Peder
Rasmussen
Danish studio potter
Danish ceramist Peder Rasmussen´s twelve sphere-shaped vases
in the museum KERAMION in Frechen
have evolved over the past two years. They emerged as a reaction
to twenty years of working with form and ornamental decoration solely.
In the early eighties the Danish artist worked a lot with the human
figure, with a kind of post-pop painting on the pots. Now again
he recognized a need to induct story, content and sometimes meaning
into the works. But the overall intention still is – as it
always was - the making of beautiful, decorative pots.
The shape had to be simple to make room for the decoration, and
the sphere has the advantage, that it almost automatically leads
the spectator to take a tour around it.
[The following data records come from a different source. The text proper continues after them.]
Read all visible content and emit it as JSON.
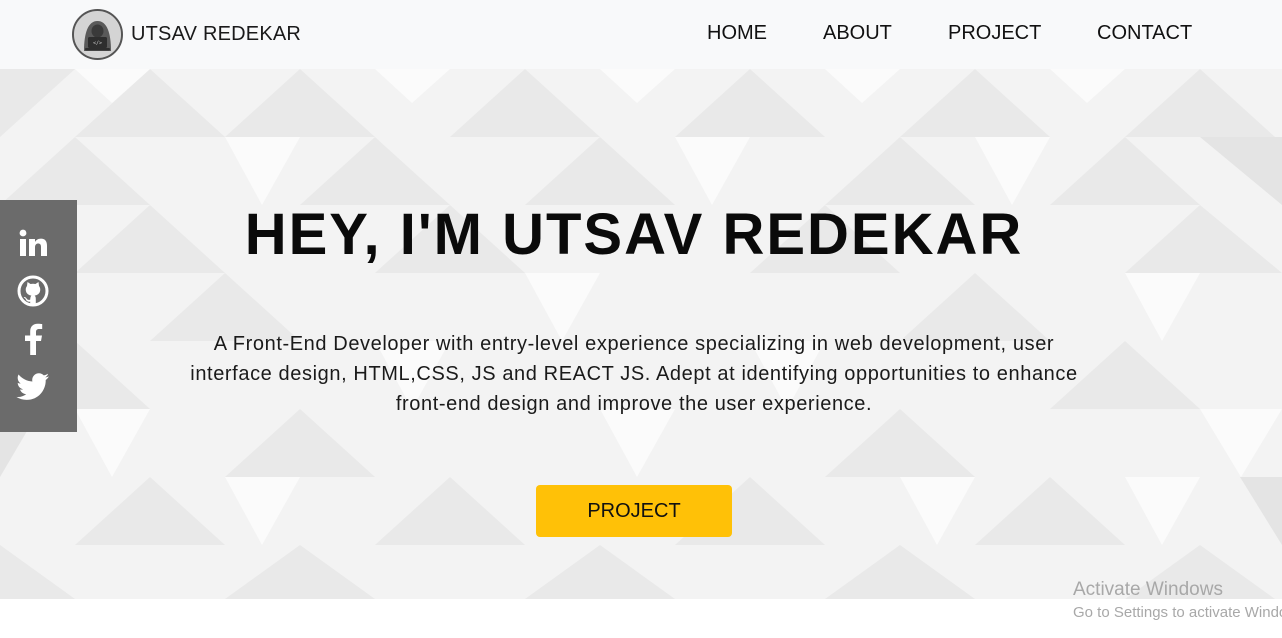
{
  "brand": {
    "name": "UTSAV REDEKAR",
    "logo_icon": "hacker-laptop-avatar-icon"
  },
  "nav": {
    "home": "HOME",
    "about": "ABOUT",
    "project": "PROJECT",
    "contact": "CONTACT"
  },
  "hero": {
    "headline": "HEY, I'M UTSAV REDEKAR",
    "intro_line1": "A Front-End Developer with entry-level experience specializing in web development, user",
    "intro_line2": "interface design, HTML,CSS, JS and REACT JS. Adept at identifying opportunities to enhance",
    "intro_line3": "front-end design and improve the user experience.",
    "cta_label": "PROJECT"
  },
  "social": {
    "items": [
      "linkedin-icon",
      "github-icon",
      "facebook-icon",
      "twitter-icon"
    ]
  },
  "watermark": {
    "title": "Activate Windows",
    "subtitle": "Go to Settings to activate Windows."
  },
  "colors": {
    "navbar_bg": "#f8f9fa",
    "hero_bg": "#f4f4f4",
    "cta_bg": "#ffc107",
    "social_bg": "#6b6b6b"
  }
}
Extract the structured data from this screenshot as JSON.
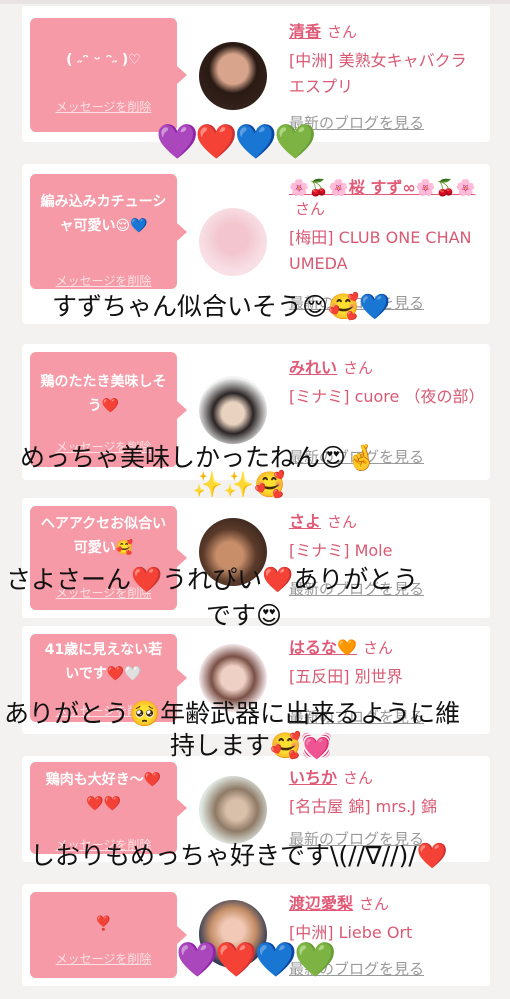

And it is a shape that provides
you with a lot of painting space. A small foot and a hole at the
top: there you have the perfect three-dimensional background –
as ideal for the potter as the square canvas is for the painter.
Some of the decorations on this new series of vases derive from
Rasmussen´s interest in the connection between ornament, letters
– sometimes text - and the human figure. However they are
not linked up by a general, continuing story – they are all
individual works with each their special motif and atmosphere.
Some motifs are very straightforward: A man walking, jumping, tumbling
and falling – accompanied by these same words. Other motifs
tell simple stories about relations between boys and girls - or
men and women. One motif directs you around the pot to discover
the content of a spiral shaped, continuing story; another can be
read as a four-chapter story. And others depict dreamy conditions
- like people flying around in their own peaceful worlds. The atmosphere
of some of the motifs is indeed one of weightlessness and tranquillity.
All the vases are made in a plaster mould, and all are more or
less the same size – ca. 55 cm (21.7 in.). A black German
earthenware clay is used under a slip-decoration, which has been
both painted and engraved – the so called sgrafitto technique.
All vases are glazed with a classic, glossy lead-glaze fired at
1025 C.
The exhibition Peder Rasmussen: Globes will be on view at
the KERAMION Foundation in
Frechen, Germany from May 7 – July 30, 2006.